Years ago, we were “boboed,” serially and shamelessly, with “FIFA this” and “FIFA that”—all from a mysterious room in Abuja where football governance was privatized, manipulated, and deodorized with foreign jargon. Every attempt at accountability was dismissed as “government interference.” Every exposure of wrongdoing was waved away with threats of sanctions.
Yet history offers evidence—solid and undeniable—that semi-government intervention, done in good faith and within legal bounds, has stabilized football in several countries. Holland. Brazil. Even Egypt. In none of these cases did heaven fall. The only thing that fell was corruption.
2026 World Cup Windfall: A Missed Opportunity With Generational Consequences
Look at the nations preparing for the 2026 FIFA World Cup—Canada, Mexico, and the United States.
The windfall they are set to receive is not mere “football money”; it is a structured economic injection capable of improving:
• employment generation
• tourism
• infrastructure
• local football ecosystems
• youth development
• national branding
Billions of dollars will move. Jobs will be created. New stadiums will rise. Local economies will breathe. Even cities that only host training bases will feel the impact.
Now, imagine Nigeria—with our population, passion, and talent—benefiting from such a wave.
But we are not benefiting.
We are excluded.
We are spectators—again.
And why?
Because the same opportunists who captured football governance using statutes we never domesticated succeeded in keeping the system opaque, unaccountable, and vulnerable. We inherited dysfunction, nurtured it, normalized it, and now export it.
Domestication of Football Statutes: The Future Battleground
With the emerging wave of global reforms, one truth is becoming inevitable:
No nation can keep hiding under ambiguous “non-interference” clauses forever.
FIFA’s new posture increasingly encourages transparent governance, clearer financial reporting, and localized statutes that align global principles with national laws.
When Nigeria eventually domesticates these statutes—properly and without political coloration—a cleansing will occur.
It may take time.
It may face resistance.
But it will chase away the opportunists who profit from confusion, vacuum, and lack of structure.

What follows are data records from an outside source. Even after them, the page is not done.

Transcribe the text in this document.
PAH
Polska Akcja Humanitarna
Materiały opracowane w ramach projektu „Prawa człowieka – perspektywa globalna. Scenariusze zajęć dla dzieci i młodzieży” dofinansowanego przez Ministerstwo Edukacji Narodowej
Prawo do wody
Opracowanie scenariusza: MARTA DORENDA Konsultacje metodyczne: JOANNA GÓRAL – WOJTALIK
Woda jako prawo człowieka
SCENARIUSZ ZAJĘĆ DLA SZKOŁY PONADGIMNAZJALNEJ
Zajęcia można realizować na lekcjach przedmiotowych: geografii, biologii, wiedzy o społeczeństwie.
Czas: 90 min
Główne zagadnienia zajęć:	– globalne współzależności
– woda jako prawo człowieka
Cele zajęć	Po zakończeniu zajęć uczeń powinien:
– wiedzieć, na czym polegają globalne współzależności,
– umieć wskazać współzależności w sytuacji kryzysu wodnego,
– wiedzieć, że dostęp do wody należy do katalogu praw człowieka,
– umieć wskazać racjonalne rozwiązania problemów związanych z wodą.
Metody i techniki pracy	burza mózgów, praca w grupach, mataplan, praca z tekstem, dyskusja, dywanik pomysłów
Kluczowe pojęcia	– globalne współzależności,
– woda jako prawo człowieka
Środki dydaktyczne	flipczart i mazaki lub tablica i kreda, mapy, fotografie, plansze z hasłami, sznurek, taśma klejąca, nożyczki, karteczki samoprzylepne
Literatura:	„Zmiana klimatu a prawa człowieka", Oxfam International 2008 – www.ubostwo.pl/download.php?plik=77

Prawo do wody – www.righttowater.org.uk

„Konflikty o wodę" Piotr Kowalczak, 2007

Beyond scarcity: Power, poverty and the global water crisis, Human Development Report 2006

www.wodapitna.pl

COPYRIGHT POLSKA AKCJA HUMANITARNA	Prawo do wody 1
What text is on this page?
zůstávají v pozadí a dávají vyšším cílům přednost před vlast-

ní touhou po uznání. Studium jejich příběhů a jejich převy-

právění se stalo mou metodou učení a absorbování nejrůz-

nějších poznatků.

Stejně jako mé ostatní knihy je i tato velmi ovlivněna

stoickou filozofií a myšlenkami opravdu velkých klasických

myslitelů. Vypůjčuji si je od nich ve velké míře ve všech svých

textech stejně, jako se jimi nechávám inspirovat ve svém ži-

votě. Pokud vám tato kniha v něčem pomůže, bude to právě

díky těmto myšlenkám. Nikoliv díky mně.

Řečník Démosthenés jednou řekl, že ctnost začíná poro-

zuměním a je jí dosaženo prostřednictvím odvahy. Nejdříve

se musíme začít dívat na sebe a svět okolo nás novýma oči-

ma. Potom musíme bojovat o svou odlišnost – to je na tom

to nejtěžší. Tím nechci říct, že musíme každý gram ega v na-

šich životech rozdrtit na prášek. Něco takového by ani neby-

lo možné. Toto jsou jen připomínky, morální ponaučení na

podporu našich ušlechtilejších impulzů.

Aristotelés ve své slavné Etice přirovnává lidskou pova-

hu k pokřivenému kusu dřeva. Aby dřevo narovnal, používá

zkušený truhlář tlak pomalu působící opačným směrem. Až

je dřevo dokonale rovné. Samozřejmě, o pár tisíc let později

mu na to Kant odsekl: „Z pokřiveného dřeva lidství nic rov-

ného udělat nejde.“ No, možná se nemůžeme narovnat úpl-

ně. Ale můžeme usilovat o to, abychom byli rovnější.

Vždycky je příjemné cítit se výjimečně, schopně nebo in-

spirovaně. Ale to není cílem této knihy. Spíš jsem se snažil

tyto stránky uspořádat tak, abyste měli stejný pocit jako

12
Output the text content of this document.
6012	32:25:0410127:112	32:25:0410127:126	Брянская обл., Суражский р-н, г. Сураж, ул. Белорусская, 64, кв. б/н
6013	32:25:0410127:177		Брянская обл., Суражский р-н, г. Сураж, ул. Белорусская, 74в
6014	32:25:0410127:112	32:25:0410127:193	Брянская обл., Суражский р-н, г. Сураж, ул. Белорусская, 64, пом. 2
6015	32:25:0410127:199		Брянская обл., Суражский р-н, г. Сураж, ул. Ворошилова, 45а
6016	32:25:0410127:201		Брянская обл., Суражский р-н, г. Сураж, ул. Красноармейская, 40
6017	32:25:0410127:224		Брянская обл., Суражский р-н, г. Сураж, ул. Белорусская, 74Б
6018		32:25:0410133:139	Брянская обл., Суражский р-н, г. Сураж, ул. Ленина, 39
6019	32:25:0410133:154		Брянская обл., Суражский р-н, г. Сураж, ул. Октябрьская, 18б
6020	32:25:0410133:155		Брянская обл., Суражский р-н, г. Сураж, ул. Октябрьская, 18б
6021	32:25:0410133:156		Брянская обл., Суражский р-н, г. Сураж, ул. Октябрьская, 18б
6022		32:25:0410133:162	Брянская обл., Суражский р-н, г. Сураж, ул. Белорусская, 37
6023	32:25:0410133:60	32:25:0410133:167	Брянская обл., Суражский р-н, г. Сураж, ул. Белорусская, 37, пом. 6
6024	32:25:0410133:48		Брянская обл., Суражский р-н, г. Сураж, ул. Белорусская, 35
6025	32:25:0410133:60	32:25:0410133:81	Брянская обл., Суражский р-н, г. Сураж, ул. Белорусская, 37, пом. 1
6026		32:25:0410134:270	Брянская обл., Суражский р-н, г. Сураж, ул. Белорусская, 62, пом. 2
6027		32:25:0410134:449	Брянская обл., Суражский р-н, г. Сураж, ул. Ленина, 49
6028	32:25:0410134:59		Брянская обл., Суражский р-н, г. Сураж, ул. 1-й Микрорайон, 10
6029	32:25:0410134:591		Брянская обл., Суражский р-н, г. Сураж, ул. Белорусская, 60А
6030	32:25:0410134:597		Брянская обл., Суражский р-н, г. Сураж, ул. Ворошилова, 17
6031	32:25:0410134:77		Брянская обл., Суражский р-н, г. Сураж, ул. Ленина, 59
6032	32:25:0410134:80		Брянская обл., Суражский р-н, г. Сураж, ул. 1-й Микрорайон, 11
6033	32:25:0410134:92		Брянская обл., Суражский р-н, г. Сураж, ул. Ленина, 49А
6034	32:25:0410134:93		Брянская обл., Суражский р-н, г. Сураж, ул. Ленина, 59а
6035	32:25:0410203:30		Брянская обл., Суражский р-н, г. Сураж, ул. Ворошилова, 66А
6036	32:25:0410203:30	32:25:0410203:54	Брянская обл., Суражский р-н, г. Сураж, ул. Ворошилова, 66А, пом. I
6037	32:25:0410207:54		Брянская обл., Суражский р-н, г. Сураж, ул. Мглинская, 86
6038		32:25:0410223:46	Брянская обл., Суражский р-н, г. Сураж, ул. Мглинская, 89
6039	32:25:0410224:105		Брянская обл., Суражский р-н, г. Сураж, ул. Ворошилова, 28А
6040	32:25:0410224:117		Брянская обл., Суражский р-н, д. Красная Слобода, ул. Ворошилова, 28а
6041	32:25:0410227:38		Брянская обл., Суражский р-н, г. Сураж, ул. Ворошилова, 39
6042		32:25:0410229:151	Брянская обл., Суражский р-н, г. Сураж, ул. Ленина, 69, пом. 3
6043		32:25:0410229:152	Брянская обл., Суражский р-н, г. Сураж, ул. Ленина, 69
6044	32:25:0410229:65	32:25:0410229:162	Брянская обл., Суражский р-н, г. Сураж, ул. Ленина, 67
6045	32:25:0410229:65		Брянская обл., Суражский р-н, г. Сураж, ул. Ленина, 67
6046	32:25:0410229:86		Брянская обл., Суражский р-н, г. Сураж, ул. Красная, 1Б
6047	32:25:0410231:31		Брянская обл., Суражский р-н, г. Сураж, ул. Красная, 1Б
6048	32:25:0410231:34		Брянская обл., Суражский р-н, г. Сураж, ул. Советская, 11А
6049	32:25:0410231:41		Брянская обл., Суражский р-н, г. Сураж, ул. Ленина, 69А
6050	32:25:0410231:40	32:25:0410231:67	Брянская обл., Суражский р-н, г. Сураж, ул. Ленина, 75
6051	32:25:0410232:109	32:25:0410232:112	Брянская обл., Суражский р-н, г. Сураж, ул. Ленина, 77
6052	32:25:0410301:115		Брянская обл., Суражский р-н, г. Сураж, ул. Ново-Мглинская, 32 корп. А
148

We Cannot Run From the Truth
The truth is that unless we confront the systemic rot that links hunger, politics, and football administration, we will keep recycling the same failures. Electoral integrity will remain hostage. Football development will remain stagnant. Our youth will remain disillusioned. And our nation will continue to lose out on global opportunities that others maximize effortlessly.
Nigeria must decide—and quickly—whether to continue bending until it breaks, or to straighten itself with courage, reform, and the political will to chase away those who have fed fat on the system.
Because if we fail, then indeed:
We will continue to bleed. We will continue to bleat. And history will record that we saw the danger coming and looked away.